Small Eagle, Big Dragon: China’s Expanding Role in UN Peacekeeping

In recent years, China has stepped up its contribution to UN peacekeeping operations, particularly in countries where doing so aligns with its strategic interests. The US must take action to reassert its leadership role in this space, not just to check Beijing’s growing influence, but to demonstrate that it is fully invested in bringing peace, security and stability to challenged regions.

In the summer of 2021, to mark the 50th anniversary of China’s entry into the UN, Foreign Minister Wang Yi boasted of China’s peacekeeping efforts, highlighting that the country had fulfilled its pledge to establish an 8,000-member standby peacekeeping force, participated in 29 former and ongoing peacekeeping operations, and contributed more than 50,000 personnel. Wang declared, ‘China has met its responsibilities for upholding world peace. Over the past 50 years, China has taken the side of fairness, upholding equality and opposing interference in other countries’ internal affairs, power politics and hegemonism’. He emphasised that China’s active involvement was a major departure from its longstanding policy of not participating in UN peacekeeping missions, which – from Beijing’s point of view –strategists and policymakers had underappreciated for too many years.

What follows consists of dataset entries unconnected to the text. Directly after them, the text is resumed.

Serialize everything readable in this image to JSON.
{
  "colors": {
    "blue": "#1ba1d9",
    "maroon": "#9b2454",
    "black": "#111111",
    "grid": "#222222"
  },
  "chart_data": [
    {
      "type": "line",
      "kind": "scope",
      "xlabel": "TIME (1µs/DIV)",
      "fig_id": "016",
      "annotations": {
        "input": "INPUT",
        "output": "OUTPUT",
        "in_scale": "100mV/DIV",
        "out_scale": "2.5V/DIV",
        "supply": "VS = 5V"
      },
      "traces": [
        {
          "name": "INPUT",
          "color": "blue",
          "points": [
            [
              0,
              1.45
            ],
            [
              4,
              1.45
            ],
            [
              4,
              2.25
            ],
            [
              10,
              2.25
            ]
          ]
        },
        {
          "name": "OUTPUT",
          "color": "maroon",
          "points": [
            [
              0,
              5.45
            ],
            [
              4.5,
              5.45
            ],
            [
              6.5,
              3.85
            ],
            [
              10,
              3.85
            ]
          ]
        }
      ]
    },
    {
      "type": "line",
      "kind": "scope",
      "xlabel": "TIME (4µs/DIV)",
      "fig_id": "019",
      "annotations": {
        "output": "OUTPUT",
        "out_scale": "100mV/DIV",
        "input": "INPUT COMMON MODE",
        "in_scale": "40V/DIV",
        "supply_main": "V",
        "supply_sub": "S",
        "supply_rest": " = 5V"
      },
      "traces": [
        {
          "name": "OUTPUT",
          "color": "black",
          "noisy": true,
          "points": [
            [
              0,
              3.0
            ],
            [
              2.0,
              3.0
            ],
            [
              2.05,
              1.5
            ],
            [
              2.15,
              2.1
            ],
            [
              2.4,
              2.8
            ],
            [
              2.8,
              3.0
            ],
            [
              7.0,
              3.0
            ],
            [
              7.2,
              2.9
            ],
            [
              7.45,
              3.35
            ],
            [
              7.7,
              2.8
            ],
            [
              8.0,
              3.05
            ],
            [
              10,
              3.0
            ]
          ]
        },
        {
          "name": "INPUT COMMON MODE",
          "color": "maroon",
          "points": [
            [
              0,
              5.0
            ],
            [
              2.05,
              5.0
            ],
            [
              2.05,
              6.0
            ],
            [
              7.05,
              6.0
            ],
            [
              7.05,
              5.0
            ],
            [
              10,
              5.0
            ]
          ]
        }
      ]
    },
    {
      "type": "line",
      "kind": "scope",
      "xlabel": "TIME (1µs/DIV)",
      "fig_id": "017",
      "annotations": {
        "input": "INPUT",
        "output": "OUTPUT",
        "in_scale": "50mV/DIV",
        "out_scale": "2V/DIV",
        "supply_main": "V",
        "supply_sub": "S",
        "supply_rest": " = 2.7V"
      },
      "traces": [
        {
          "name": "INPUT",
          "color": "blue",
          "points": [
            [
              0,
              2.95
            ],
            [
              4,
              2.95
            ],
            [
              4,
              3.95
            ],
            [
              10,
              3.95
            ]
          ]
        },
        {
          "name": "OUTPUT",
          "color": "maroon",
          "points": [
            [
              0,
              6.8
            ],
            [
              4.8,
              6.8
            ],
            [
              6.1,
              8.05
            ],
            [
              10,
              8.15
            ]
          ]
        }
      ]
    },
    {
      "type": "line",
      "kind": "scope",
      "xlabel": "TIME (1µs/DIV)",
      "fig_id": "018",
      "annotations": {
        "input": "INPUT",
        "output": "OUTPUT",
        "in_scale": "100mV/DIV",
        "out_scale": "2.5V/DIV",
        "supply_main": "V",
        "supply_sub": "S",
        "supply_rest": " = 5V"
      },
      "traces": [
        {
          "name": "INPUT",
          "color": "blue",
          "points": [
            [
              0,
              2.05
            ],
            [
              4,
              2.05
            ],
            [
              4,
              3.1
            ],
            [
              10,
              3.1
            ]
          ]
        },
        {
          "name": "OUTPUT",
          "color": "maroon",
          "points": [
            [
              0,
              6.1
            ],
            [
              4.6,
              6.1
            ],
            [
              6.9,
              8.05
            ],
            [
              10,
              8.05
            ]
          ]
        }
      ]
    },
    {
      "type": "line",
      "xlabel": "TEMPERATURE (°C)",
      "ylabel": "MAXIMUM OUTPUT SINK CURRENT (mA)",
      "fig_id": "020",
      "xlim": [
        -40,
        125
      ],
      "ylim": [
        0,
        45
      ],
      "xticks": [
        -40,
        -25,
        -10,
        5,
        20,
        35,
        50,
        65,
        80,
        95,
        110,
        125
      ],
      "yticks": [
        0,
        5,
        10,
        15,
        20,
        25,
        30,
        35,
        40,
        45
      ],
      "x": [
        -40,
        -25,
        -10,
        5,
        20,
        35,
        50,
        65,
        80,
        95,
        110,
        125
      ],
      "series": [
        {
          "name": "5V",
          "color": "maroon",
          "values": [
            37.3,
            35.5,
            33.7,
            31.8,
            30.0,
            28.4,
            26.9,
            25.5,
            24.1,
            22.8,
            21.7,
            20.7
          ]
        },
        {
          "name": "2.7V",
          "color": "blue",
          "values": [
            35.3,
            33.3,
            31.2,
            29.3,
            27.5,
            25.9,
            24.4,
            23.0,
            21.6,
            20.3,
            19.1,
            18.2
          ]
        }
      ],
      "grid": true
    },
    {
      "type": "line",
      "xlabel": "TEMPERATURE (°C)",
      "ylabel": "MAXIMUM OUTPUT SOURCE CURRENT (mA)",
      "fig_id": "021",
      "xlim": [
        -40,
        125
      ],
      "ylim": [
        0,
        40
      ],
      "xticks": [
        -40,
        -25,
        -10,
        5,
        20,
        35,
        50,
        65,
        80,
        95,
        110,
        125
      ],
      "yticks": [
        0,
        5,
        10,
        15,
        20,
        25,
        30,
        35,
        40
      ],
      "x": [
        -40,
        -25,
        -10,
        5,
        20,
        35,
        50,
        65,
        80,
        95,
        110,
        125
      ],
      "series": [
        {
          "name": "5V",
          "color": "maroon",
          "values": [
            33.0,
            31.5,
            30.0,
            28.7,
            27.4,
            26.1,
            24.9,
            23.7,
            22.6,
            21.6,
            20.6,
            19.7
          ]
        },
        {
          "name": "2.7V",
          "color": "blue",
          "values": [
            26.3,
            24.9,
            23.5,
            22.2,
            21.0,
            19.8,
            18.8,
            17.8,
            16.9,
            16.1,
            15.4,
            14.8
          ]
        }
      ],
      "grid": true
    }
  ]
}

By most accounts, the international community widely appreciates China’s growing contribution due to the unprecedented demand for UN peacekeeping. Today’s peacekeeping missions are increasingly complex in terms of the scale and scope of their mandates. However, China’s expanding role in peace operations highlights its growing prominence within the UN. This development directly challenges the US’s strategic influence and its broader role as leader of the rules-based international order. It is essential to recognise that peacekeeping, stabilisation and large-scale combat operations are not mutually exclusive. Instead, peace operations should be viewed through the lens of strategic competition which the US government can use to its advantage while assisting populations in need.